It was short, concise and eyebrow raising.
At the Liberals’ national caucus meeting in Ottawa on Wednesday morning, the chair of the Atlantic caucus — an ambitious, young Nova Scotia MP named Kody Blois — went to the microphone to report on the discussions earlier held at the regional caucus.
“Atlantic caucus had a difficult, frank and open conversation about the future of the party,” he told Liberal MPs, according to sources in the room. Then he left.
MPs looked at each other. Prime Minister Justin Trudeau was not there — he’d left earlier in the week for Laos, for a meeting of the Association of Southeast Asian Nations (ASEAN). He is scheduled to return Saturday.
“People were like, and what does that mean?” recounted one MP in the room.
While many were unaware of the specifics of the meeting, most had a sense of what was going on.

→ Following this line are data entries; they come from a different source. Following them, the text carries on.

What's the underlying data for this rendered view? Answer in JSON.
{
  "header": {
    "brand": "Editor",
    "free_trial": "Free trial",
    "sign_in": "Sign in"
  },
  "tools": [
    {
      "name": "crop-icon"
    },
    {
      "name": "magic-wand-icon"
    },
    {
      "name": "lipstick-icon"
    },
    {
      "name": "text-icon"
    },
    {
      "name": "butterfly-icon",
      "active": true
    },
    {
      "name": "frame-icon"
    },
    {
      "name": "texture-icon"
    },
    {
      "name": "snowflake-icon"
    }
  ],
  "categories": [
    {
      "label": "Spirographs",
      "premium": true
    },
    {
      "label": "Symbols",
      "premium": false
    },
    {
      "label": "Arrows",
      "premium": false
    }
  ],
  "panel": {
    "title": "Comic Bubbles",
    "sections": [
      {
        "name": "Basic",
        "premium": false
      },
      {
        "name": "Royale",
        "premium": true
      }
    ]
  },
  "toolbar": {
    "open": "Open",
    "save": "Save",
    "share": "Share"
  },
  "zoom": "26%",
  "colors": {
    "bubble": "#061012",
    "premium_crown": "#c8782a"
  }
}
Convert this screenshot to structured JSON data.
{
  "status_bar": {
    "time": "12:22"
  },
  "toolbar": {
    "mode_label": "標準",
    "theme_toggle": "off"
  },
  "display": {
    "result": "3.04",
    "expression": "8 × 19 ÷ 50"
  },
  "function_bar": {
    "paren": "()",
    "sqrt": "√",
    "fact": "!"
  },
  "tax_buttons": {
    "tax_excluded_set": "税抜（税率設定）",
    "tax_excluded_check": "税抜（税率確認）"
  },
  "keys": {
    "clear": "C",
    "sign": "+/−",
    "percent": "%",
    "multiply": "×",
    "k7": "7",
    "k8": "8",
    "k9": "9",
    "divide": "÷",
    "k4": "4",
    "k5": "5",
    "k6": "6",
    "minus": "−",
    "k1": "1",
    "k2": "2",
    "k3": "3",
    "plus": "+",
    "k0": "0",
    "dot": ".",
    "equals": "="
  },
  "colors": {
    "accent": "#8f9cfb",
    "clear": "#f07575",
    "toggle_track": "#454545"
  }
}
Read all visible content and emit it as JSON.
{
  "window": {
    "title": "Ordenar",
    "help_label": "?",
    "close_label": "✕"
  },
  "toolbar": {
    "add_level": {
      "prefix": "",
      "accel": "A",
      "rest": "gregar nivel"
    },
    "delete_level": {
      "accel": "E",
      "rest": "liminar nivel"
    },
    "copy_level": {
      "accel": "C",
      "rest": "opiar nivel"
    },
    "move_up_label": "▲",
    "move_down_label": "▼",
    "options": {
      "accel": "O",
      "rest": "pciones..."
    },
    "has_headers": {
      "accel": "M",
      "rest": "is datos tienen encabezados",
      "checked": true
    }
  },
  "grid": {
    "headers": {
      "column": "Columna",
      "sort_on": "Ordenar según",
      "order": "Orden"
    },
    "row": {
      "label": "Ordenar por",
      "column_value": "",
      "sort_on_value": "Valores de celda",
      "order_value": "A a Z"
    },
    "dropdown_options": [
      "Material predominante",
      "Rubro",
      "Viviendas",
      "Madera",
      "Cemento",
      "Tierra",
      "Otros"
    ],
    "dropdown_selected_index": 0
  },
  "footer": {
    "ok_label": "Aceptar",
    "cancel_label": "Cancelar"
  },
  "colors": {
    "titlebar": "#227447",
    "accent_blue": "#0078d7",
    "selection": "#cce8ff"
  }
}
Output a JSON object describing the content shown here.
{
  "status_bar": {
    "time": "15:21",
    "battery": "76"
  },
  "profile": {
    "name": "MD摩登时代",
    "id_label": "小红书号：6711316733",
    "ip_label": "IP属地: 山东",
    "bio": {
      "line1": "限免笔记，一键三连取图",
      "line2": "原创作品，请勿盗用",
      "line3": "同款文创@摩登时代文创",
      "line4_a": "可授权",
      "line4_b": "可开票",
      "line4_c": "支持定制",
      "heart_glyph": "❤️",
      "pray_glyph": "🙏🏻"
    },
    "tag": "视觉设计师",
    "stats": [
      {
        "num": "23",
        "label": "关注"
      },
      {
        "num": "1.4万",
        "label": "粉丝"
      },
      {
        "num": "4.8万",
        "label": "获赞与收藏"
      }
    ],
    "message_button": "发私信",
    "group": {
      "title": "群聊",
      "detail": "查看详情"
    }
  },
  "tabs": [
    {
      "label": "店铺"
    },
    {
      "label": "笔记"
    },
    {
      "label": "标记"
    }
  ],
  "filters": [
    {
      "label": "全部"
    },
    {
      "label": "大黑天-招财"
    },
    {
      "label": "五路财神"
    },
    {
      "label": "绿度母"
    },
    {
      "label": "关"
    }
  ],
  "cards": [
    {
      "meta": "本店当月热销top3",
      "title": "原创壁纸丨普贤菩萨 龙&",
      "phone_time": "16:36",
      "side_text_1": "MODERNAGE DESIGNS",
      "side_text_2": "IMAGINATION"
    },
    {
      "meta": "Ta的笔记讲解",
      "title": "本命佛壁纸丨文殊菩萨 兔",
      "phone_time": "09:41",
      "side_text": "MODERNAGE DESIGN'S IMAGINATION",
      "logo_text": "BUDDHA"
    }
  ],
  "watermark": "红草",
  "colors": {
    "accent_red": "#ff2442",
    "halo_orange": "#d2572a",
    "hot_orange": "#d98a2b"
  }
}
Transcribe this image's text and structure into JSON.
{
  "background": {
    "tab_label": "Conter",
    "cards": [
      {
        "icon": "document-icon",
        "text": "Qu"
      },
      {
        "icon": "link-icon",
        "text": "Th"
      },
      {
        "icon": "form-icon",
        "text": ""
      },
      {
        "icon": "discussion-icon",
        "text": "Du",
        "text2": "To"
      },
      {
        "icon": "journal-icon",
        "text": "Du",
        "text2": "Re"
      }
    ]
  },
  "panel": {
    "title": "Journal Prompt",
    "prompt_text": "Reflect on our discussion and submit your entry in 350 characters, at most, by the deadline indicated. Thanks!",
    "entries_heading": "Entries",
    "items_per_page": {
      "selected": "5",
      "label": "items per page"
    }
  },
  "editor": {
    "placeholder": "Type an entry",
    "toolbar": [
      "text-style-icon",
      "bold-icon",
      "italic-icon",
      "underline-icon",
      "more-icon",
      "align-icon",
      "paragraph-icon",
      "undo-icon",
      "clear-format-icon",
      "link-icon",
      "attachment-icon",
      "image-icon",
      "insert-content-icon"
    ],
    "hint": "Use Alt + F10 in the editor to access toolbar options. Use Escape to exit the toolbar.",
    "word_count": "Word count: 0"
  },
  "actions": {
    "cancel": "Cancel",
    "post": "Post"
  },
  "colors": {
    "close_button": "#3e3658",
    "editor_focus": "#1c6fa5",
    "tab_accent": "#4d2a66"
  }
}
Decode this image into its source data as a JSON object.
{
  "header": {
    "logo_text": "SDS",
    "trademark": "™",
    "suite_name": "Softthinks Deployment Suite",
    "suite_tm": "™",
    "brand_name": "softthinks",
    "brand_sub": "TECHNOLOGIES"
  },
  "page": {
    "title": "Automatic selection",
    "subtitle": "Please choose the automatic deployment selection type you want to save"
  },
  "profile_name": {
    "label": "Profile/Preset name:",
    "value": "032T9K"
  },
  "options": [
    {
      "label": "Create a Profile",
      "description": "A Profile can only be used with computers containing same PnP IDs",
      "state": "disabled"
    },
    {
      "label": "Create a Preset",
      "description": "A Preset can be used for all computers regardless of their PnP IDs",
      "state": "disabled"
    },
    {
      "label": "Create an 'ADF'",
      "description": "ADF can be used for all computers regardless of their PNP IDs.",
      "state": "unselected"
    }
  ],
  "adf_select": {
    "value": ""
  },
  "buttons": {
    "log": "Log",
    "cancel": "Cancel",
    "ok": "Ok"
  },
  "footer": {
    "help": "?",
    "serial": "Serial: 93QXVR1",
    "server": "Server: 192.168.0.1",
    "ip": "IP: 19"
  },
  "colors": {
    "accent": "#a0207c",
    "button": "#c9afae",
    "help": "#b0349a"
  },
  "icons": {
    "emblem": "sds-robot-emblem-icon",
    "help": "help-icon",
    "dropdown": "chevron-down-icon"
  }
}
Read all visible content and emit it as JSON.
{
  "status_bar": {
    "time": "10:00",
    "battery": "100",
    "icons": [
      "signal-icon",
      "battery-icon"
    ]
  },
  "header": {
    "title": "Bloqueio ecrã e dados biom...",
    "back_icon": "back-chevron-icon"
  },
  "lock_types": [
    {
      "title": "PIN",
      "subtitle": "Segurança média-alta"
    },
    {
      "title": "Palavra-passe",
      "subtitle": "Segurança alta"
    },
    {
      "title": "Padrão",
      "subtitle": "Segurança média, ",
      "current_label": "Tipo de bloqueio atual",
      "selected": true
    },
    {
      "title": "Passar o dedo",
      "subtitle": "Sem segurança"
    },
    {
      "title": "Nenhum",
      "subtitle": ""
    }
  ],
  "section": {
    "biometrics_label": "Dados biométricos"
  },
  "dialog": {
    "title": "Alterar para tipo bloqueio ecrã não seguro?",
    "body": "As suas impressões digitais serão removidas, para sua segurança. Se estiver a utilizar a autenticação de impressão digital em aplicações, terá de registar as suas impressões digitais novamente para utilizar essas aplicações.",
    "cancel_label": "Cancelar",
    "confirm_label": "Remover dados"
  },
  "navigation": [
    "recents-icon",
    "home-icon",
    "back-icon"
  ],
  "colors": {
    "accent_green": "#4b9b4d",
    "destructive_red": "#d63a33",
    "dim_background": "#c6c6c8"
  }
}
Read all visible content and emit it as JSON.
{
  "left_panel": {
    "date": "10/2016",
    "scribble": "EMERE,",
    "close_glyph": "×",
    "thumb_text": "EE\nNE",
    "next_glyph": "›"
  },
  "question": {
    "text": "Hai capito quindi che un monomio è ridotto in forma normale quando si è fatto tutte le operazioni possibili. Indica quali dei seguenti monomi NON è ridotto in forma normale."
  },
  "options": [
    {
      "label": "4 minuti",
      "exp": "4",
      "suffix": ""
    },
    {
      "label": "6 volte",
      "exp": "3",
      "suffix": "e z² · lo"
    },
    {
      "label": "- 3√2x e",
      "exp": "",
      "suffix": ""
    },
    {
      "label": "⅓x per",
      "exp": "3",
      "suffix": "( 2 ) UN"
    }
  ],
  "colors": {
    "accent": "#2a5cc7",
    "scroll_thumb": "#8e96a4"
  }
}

It was far from the only caucus grouping where dissatisfaction with the leader was the topic du jour.
Few wanted to spill the beans. For some, it’s a fear of retaliation from the Prime Minister’s Office — it’s on the hunt for leakers, and the prime minister’s director of communications Max Valiquette earlier warned MPs that journalists should not be trusted, and that they would “trade” their names for access and information from the PMO (I would never, ever do this).
For others, it’s about ensuring a confidential place for colleagues to talk.
For others still, it’s a desire to keep their plans out of the public light until they are ready to execute.
What is afoot — what the PMO also doesn’t want to leak out — is that there are several discussions within caucus about pressuring Trudeau to step down.
As the Star earlier reported, there is growing frustration that the planned ad campaign discussed last month at the caucus meeting in Nanaimo, B.C hasn’t materialized, that there is no national campaign director announced, and no cabinet shuffle yet. What’s also changed in the last few weeks, is that since Parliament has been back, Liberal MPs have spent a lot of time together. They’ve started talking to each other more openly, more candidly. And they’ve come to realize beyond their circles of trust, that there are more MPs who share their point of view.
Last week’s Nanos poll showing the NDP ahead of the Liberals didn’t help. Neither did the prime minister’s interview on Liberal MP Nate Erskine-Smith’s podcast, which seemed to further demonstrate to MPs the lack of urgency to execute on any strategy that could restore public support.
More MPs appear to have concluded they can’t win under Trudeau. Their constituents report being afraid of Pierre Poilievre’s Conservatives. And option “C” has become: “Liberal revolt. Get a new leader,” in the words of another MP.
MPs were granted anonymity to speak candidly without fear of repercussions about internal party matters.
The result is at least one effort — there appears to be several groups of MPs talking — to publicly pressure the prime minister to step down.
“This is not your usual rabble-rousers, this runs deeper than that,” offered a third MP.
They’ve talked about storming the microphone at caucus to urge Trudeau to resign. Calls were being made this week asking MPs to sign a letter. There are at least 30 to 40 MPs ready to sign it, according to several caucus sources.
More MPs believe Trudeau should step aside, but getting a “critical mass,” said a fourth MP — which is at least half of the Liberal caucus, or 76 MPs — to sign it might be a challenge. Thirty-seven out of 152 MPs are already cabinet ministers. Several aspiring backbenchers and parliamentary secretaries hope their ticket will come up in a cabinet shuffle — one that is rumoured to happen before the end of November. Others are hedging their bets, wanting to ensure that the resulting movement amounts to something — that they are not putting themselves into a position where they will be hung out to dry.
Those concerns aren’t without merit. Back in June, after the disappointing byelection result in Toronto—St. Paul’s, some Liberal MPs hoped to spur the discussion over leadership. When New Brunswick MP Wayne Long saw it wasn’t amounting to anything, he wrote an email to his caucus mates calling on Trudeau to step down. Nobody followed suit.
Will those organizing the current effort be successful?
It’s too early to tell. Several former advisers and trusted friends have told Trudeau recently he should go. Nothing appears to have changed.
Could this movement lead to something different? Will Trudeau prorogue Parliament to save his and his government’s future? Or will he face the growing calls for him to go from an increasingly dissatisfied caucus? As PMO ponders how to mute the mutiny before it begins, MPs are left to wonder how long the prime minister can really hang on.